WASHINGTON — Sen. Mike Lee of Utah will reintroduce a bill next year to protect people and corporations that hold a religious objection to same-sex marriage, a spokesman for his office told BuzzFeed News, adding that the political climate amid Donald Trump’s presidency will give the legislation a better shot at advancing than it had the past two years.
“Hopefully November’s results will give us the momentum we need to get this done next year,” said Lee’s spokesman, Conn Carroll.
Trump vowed during the campaign to sign the First Amendment Defense Act, arguing it would “protect the deeply held religious beliefs of Catholics and the beliefs of Americans of all faiths.”
Carroll added, “We do plan to reintroduce FADA next Congress and we welcome Trump’s positive words about the bill.”
The measure was filed in both the House and Senate in 2015, but only got a hearing in the House. The bill faltered amid protests from Democrats and speculation that President Obama would veto the measure if it reached his desk.
“Any effort to protect religious liberty has brighter prospects with a new Congress and new administration,” said Sen. Ted Cruz.
Sen. Ted Cruz, a co-sponsor of the bill who sits on the Senate Judiciary Committee, where the bill was referred in the current Congress, believes the election results are a game-changer.
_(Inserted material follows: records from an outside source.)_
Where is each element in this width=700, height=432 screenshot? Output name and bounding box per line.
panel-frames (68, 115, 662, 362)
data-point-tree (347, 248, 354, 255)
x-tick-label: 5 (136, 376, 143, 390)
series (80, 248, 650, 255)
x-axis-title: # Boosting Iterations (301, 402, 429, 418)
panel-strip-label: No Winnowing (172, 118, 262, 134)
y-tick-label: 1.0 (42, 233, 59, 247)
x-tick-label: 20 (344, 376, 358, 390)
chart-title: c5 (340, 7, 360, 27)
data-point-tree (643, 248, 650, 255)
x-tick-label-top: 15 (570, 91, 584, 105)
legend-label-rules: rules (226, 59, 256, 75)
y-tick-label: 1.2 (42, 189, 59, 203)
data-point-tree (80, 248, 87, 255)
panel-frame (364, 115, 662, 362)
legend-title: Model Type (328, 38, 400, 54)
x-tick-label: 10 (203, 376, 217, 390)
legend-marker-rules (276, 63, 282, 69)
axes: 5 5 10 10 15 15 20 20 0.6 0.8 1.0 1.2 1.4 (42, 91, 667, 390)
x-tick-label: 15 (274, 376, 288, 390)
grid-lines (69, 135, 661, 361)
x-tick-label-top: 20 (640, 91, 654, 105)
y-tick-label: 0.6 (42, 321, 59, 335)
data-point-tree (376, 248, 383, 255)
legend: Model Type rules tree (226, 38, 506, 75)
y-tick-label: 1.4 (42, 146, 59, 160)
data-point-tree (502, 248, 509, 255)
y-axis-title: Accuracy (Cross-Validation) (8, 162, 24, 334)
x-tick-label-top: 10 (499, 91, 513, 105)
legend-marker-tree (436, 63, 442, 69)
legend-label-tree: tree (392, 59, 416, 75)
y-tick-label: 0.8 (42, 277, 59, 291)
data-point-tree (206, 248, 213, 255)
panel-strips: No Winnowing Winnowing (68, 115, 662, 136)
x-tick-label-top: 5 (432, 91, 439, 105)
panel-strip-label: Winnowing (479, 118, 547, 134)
“The prospects for protecting religious freedom are brighter now than they have been in a long time,” the Texas Republican told BuzzFeed News. “We are having ongoing conversations with our colleagues both in Congress and leaders in the new administration about a multitude of ways we can honor the commitment made to the voters in this last election.”
The First Amendment Defense Act would ban the federal government from punishing individuals and corporations — for example, denying them a tax exemption or a grant — if they act on a “religious belief or moral conviction” that marriage is between one man and one woman. It also protects those who think “that sexual relations are properly reserved to such a marriage.”
It had 172 House co-sponsors and 37 in the Senate.
This time around, Cruz said, “Any effort to protect religious liberty has brighter prospects with a new Congress and new administration,”adding that a “relentless assault” on religious liberty was a key driver for voters.
Carroll said he “absolutely” believes the bill will get a Senate hearing next year. “We made great progress last Congress, the first Congress it was introduced, the House had hearing, and we have every reason to believe the momentum will continue next year.”
But LGBT groups and Democrats have insisted the measure attempts to legalize anti-gay discrimination, undermining the Supreme Court’s marriage ruling last year, and may be found unconstitutional. A federal court suspended a similar bill passed by Mississippi legislature this year due to concerns it violated the First and Fourteenth Amendments.
The bill’s House sponsor, Rep. Raúl Labrador of Idaho, did not respond to questions about whether he would re-file the bill. Trump’s transition team did not reply when asked if the president-elect stood by his pledge to sign the bill if it reaches his desk.